States seeking to maintain control over waters within their borders saw a victory from the U.S. Supreme Court last week.
The Supreme Court on Jan. 22 moved jurisdiction over an Environmental Protection Agency water rule to the lower federal district courts rather than circuit appellate courts. The move removes the issue out of the scope of direct federal control and creates a system where individual states have more power to make direct challenges to the rule and that case law can be developed more on a case-by-case basis rather than with sweeping judgments that might come from appellate courts.
In an opinion penned by Justice Sonia Sotomayor, the U.S. Supreme Court ruled unanimously that the Obama-era’s “Waters of the U.S.” rule should be handled by federal district courts in initial cases rather than by federal circuit appellate courts, as several issues dealing with the EPA’s Clean Water Act are.
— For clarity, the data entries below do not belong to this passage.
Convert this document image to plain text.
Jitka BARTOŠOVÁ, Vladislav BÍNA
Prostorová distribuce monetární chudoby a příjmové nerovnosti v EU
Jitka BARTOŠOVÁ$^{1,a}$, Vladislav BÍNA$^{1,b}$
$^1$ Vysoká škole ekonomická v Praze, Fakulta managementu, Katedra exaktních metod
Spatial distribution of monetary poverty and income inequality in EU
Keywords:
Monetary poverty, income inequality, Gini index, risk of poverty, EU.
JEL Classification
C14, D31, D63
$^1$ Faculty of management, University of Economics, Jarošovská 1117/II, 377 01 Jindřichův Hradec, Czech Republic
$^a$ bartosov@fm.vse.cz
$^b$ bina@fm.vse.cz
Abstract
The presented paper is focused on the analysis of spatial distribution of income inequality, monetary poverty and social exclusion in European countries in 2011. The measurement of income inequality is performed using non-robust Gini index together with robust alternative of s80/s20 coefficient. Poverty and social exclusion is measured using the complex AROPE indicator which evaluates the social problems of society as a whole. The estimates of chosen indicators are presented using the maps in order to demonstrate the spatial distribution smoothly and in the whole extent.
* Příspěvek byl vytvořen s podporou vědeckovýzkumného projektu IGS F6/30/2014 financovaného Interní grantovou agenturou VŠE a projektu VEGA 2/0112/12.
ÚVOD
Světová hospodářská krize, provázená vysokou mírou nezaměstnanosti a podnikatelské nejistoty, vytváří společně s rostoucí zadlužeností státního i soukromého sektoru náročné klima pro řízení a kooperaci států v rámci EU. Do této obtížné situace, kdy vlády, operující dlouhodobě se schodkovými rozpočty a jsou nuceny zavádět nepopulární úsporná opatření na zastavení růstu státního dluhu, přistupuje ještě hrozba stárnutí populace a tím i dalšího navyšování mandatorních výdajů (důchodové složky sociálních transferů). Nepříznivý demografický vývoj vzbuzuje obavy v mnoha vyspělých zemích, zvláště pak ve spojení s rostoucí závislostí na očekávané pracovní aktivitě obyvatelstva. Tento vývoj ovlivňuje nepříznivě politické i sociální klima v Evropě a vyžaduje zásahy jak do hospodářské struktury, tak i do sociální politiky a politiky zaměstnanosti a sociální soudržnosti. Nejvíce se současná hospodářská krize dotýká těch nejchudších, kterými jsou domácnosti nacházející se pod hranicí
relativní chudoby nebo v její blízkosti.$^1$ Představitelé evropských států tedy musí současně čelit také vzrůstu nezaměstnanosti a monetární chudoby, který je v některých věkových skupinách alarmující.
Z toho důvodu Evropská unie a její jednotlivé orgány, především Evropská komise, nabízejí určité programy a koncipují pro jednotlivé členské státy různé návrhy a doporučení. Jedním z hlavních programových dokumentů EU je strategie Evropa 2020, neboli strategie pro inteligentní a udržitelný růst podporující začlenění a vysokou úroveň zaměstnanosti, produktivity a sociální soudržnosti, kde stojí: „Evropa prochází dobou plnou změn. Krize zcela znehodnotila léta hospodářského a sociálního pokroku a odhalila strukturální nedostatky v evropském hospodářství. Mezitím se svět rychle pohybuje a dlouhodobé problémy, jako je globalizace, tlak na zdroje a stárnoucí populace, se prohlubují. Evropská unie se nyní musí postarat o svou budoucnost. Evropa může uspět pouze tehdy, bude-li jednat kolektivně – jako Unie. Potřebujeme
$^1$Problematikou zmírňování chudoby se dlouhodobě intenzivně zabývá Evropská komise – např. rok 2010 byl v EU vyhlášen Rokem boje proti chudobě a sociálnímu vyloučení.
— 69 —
The Waters of the U.S. rule was created to define what waters are included in the EPA’s Clean Water Act and took away control over several waters from states and put them within the scope of the federal government’s jurisdiction; the definition of that phrase has drawn challenges from dozens of parties in federal district and circuit courts as states and industry groups question when waters are considered part of the national system of “navigable waters,” but spinning off those challenges is one focused on which court has jurisdiction over the Waters of the U.S. rule.